Next Yahoo CEO must shed assets to better focus company, analysts say
Category: IT, Internet and Network Date: November 19th, 2008Whoever takes embattled Yahoo Inc. CEO Jerry Yang’s place will need to pare the former Web sweetheart’s services to effectively compete in a market where it is under siege from Google Inc. and multiple social media players for online advertising, analysts say.
Yang, who yesterday announced that he will step down as Yahoo’s CEO once a replacement is found, had taken multiple unsuccessful steps in recent months to turn around the flagging Internet pioneer. In May, he fended off Microsoft Corp.’s move to buy Yahoo and then failed to consummate a planned search partnership with Google.
Then, after Google backed away from its proposed deal with Yahoo earlier this month, Yang called on Microsoft CEO Steve Ballmer to restart negotiations to buy the company.
Yang is not perceived as having that kind of “boldness or decisiveness” that a company competing in today’s Web landscape needs, said Andrew Frank, an analyst at Gartner Inc. “[Yang’s departure is] a sign that Yahoo needs to really find leadership that can restore confidence in the company.

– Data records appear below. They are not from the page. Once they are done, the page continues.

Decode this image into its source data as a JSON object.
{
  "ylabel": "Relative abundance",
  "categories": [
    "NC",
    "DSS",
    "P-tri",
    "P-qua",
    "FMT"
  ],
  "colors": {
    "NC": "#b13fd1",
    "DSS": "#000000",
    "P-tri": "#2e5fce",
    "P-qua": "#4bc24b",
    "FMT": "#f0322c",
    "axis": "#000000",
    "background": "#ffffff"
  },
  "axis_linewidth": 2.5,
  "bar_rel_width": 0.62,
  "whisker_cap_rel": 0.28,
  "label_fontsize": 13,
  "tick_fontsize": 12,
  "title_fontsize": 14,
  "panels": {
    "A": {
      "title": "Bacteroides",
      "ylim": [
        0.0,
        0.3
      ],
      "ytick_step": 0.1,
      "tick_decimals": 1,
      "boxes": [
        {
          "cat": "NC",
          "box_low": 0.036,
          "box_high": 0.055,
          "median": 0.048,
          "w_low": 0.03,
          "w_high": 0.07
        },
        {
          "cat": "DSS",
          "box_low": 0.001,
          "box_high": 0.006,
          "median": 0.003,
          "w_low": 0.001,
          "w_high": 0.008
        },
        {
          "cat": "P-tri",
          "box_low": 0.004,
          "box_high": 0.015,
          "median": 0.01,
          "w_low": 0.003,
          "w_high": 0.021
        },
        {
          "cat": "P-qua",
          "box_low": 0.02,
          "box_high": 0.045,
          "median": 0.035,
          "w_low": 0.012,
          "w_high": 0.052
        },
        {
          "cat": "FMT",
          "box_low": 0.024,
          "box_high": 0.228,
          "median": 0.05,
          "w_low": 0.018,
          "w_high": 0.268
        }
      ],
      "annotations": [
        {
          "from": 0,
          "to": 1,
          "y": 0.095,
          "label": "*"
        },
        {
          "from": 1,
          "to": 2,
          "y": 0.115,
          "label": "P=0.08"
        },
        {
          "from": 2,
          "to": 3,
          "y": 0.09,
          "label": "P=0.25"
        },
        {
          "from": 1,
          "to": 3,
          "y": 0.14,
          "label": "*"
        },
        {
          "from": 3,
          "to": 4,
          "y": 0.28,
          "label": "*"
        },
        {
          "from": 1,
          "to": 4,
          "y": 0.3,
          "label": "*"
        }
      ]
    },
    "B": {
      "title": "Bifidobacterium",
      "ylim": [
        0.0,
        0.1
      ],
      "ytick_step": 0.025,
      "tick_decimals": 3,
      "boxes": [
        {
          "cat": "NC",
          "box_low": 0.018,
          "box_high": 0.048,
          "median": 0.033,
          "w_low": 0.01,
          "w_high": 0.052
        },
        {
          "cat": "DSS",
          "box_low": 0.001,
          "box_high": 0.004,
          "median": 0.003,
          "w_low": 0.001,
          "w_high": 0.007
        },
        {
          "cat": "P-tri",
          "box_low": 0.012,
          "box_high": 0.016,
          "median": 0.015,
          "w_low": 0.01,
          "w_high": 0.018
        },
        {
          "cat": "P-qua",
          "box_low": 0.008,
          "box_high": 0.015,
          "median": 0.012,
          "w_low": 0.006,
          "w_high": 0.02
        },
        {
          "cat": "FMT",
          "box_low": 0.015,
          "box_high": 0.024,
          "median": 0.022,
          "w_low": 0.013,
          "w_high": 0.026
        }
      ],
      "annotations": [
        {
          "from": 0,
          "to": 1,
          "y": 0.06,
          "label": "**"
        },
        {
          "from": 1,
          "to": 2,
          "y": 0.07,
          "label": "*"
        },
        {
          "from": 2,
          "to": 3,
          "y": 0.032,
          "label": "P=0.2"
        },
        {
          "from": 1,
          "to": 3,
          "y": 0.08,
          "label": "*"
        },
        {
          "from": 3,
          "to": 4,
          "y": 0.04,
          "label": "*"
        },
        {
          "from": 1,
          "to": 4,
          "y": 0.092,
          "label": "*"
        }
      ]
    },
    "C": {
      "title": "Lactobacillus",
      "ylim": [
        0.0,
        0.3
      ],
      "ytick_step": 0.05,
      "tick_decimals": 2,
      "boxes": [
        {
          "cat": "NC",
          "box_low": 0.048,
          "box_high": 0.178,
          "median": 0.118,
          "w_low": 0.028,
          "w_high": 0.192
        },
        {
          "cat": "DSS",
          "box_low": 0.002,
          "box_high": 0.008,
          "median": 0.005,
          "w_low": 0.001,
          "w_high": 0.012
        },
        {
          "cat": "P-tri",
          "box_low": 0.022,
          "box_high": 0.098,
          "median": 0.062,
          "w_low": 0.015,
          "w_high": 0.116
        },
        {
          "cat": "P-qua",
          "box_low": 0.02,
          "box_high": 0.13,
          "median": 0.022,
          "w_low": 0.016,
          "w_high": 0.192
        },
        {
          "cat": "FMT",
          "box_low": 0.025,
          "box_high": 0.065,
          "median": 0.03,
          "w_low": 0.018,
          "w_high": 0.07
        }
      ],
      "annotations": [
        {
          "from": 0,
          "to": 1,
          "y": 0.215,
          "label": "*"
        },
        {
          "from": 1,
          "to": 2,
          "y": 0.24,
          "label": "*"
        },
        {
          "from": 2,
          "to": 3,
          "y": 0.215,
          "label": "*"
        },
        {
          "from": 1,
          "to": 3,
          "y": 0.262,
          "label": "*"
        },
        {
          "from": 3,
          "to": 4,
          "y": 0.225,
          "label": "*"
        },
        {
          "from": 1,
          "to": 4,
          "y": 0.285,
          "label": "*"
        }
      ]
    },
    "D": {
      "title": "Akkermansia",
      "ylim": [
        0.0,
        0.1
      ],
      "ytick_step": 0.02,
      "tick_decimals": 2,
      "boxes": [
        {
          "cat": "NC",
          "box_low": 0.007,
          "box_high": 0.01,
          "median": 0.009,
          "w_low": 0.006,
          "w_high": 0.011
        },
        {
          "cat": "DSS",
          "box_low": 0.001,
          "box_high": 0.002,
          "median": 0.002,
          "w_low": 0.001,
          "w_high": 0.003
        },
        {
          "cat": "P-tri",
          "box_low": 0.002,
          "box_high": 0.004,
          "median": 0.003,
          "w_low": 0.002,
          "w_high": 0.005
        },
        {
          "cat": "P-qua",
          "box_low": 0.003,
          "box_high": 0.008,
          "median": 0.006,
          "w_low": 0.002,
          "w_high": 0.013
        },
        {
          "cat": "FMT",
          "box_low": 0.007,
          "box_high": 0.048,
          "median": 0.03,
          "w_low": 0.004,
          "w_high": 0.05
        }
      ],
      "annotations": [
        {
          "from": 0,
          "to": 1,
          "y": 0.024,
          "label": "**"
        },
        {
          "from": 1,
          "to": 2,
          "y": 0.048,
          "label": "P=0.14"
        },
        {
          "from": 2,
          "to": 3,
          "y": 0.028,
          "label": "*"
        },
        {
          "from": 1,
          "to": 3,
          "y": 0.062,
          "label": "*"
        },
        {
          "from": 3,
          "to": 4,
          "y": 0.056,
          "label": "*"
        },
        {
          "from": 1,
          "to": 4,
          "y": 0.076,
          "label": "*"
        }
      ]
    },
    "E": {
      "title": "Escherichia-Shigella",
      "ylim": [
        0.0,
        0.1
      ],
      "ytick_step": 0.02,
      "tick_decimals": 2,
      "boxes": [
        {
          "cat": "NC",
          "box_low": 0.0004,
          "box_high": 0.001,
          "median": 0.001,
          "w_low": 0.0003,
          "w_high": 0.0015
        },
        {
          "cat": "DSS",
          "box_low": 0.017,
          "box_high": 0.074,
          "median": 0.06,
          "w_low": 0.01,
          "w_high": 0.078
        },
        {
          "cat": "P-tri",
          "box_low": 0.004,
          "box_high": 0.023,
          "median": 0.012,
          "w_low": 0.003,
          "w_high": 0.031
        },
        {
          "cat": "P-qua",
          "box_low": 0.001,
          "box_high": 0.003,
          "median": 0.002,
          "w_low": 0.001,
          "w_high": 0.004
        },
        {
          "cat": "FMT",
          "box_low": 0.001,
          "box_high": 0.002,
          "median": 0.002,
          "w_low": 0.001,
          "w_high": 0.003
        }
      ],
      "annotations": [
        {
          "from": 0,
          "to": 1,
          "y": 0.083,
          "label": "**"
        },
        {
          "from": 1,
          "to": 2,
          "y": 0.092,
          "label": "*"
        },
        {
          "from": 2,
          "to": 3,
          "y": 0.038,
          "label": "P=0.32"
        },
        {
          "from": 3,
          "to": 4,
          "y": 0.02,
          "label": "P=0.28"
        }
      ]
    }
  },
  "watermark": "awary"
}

I don’t think they are so much in danger of immediately going under as they are in facing continued erosion of confidence in the company’s leadership and direction.”
The company’s next CEO must convince the market that Yahoo has a sound plan and the decisive leadership to carry it out, he added.
“Yahoo suffers right now from a somewhat fragmented portfolio of service and innovations,” Frank added. “Rationalizing that portfolio with or without some kind of new partner or merger is going to be very important. Yahoo isn’t getting the synergy that it needs out of this combination of stuff that they have.”
David Card, an analyst at JupiterResearch, now part of Forrester Research Inc., added that the new CEO will need to do an inventory check of Yahoo’s assets. Yahoo is finding its traditional Web portal model under siege from Google while multiple upstart social networking players are cutting into its potential advertising revenue, he added. “Yahoo really has not pulled off an answer to those threats,” he noted.
However, Yahoo does have a large, loyal audience base that is increasingly offering up user-generated content that could be used to help its advertisers target the users, Card added. “They have a lot of information about their customer base,” he said. “In theory, you could open those things up to a more socialized approach and/or you can use that information for advertising targeting. It hasn’t been able to convince advertisers that the value is there … to take advantage of that targeting.”